Over a thousand people gathered in East Delhi's Khureji neighbourhood to protest against CAA and a possible pan-India National Register of Citizens.
Raising slogans of "Aazadi", "Inquilab Zindabad" and "Aawaaz do hum ek hain", an estimated 1,500 people, including women and children, gathered for the second day at a local park.
Jafar was picked up by police while participating in a protest in Lucknow on 19 December. Incidentally, her arrest was captured on video as she was live on Facebook during the protest. She was released from jail on 7 January.
“What should I be scared of? Now everything is out in the open. Being a responsible citizen of the country, what I should have been scared of is getting illegally detained, The kind of acts that they put me under, police brutality, calling me a rioter. I must thank Yogi ji for taking that fear out of me.”Sadaf Jafar after her release
Talking about the police brutality, she had said she was continuously addressed as ‘Pakistani’ and ‘tum log’.
“I was brutally beaten. I was continuously called a Pakistani.

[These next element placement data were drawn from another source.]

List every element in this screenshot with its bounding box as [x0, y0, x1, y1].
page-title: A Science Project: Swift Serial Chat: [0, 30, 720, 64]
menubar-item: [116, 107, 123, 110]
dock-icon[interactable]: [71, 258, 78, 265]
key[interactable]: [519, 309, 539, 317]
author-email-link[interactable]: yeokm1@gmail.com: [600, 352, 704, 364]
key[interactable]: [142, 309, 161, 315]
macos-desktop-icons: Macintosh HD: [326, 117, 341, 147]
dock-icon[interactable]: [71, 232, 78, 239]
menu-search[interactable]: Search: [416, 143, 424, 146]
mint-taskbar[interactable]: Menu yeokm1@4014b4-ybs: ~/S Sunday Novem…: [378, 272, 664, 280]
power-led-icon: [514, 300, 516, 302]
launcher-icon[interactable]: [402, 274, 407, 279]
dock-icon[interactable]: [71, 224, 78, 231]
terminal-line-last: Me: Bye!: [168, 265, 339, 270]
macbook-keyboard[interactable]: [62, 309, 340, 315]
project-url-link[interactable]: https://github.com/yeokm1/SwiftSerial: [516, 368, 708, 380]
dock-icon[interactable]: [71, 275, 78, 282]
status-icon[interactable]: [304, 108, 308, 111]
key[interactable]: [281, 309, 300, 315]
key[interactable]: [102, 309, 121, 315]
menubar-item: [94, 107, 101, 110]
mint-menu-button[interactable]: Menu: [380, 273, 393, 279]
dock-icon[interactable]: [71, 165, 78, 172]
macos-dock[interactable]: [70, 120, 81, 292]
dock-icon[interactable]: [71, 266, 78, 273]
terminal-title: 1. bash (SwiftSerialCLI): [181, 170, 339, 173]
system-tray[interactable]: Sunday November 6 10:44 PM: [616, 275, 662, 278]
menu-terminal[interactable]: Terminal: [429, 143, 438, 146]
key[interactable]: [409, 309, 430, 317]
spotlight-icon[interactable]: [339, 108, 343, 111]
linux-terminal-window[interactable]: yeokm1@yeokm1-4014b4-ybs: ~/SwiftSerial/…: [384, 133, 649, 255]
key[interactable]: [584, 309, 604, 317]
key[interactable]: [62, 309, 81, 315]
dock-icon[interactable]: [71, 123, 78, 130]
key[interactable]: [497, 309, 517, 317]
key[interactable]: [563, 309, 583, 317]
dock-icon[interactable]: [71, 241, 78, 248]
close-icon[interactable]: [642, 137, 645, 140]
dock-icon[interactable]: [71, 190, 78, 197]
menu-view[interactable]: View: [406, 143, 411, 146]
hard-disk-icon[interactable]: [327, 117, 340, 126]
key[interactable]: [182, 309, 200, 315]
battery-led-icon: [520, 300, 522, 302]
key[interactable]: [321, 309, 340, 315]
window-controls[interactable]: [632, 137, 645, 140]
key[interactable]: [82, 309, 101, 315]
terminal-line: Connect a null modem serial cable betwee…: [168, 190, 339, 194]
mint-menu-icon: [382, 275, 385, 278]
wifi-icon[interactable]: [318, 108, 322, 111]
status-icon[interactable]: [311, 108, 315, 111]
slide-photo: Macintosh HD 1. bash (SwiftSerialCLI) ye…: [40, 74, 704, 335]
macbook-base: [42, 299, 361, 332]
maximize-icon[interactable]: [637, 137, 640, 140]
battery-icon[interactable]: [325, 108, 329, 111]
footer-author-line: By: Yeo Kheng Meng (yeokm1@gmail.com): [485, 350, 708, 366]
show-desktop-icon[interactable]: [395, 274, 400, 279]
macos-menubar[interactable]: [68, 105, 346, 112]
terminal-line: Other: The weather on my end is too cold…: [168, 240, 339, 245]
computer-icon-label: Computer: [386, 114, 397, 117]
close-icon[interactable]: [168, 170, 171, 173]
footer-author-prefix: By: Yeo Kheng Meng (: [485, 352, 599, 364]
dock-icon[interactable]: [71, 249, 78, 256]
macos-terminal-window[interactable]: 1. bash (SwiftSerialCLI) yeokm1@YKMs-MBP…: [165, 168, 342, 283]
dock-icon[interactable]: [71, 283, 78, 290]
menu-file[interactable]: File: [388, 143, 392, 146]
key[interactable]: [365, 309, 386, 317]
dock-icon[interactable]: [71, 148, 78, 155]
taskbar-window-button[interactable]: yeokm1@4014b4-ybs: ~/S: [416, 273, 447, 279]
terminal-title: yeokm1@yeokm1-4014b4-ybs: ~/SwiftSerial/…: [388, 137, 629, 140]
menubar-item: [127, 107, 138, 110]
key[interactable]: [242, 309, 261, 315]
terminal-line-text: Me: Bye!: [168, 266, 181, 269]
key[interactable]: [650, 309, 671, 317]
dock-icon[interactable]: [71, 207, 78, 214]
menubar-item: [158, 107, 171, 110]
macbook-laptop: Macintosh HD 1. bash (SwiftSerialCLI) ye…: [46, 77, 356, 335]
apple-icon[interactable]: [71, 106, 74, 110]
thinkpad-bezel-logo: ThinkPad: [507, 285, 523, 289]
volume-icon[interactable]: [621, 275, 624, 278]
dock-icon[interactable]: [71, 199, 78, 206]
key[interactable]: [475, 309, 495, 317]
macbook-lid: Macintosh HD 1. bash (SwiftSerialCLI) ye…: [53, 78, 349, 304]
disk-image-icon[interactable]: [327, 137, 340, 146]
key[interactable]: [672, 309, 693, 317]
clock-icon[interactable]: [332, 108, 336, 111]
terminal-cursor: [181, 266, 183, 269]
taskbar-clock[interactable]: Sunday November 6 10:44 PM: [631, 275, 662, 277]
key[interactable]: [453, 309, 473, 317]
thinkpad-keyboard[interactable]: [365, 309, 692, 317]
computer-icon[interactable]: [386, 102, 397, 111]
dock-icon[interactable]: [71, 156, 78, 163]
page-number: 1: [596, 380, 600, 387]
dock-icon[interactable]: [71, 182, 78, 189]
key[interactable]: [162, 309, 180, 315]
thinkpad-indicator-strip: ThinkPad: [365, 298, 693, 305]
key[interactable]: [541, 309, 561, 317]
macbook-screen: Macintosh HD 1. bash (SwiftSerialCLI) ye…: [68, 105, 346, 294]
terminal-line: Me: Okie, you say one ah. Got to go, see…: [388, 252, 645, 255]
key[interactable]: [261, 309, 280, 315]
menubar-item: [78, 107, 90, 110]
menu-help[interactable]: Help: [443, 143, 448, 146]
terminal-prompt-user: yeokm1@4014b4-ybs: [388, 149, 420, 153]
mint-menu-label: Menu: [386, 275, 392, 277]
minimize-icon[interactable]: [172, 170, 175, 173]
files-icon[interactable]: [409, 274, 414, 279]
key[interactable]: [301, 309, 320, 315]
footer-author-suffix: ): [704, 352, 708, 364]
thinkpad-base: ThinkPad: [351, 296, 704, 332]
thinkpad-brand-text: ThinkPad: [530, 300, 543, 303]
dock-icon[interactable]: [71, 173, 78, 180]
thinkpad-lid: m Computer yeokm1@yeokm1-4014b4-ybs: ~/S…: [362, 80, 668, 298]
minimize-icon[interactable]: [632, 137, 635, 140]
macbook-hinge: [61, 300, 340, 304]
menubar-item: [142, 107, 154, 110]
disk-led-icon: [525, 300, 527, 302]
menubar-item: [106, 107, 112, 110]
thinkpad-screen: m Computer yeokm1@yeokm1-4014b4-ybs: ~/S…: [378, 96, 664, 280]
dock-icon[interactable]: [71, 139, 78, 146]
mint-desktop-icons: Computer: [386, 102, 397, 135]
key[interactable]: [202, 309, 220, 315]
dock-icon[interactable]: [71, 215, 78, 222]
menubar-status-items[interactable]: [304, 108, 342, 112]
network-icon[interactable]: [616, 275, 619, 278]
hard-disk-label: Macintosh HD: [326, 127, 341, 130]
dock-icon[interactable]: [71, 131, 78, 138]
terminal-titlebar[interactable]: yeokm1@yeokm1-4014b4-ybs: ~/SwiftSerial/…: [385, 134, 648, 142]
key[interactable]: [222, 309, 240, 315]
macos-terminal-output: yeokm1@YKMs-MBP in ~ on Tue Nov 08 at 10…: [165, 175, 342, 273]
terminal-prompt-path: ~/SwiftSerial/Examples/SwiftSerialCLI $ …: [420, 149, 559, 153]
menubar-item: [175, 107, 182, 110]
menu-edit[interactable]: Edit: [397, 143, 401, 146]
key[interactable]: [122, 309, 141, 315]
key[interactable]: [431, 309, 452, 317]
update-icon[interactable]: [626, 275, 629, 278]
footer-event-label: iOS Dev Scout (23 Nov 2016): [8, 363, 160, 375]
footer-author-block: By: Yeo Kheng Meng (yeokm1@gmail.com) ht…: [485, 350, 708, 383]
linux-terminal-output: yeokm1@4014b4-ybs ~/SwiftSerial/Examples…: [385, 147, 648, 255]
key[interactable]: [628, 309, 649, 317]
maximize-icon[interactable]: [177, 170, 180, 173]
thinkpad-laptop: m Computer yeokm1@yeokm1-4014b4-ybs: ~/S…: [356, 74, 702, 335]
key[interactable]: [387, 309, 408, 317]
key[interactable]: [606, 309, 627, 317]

It hit me for the first time when they addressed me as tum log,” Jafar had added.
The police’s treatment of Jafar following her arrest spurred outrage after her family, speaking to The Quint, had then said that she was “beaten up and tortured” in custody.
Further, she had said that she wouldn’t question judiciary because it’s due to judiciary that she is out on bail and mentioned that the “conscience of judiciary is still alive.”
On the gestures shown by Congress leader Priyanka Gandhi while Jafar was in jail, she said, “Priyanka gandhi stepped in a manner that I can never call it political. My children have her personal number. She was talking to them. She was sending gifts for them. She was sending books with little notes scribbled on them to be courageous.”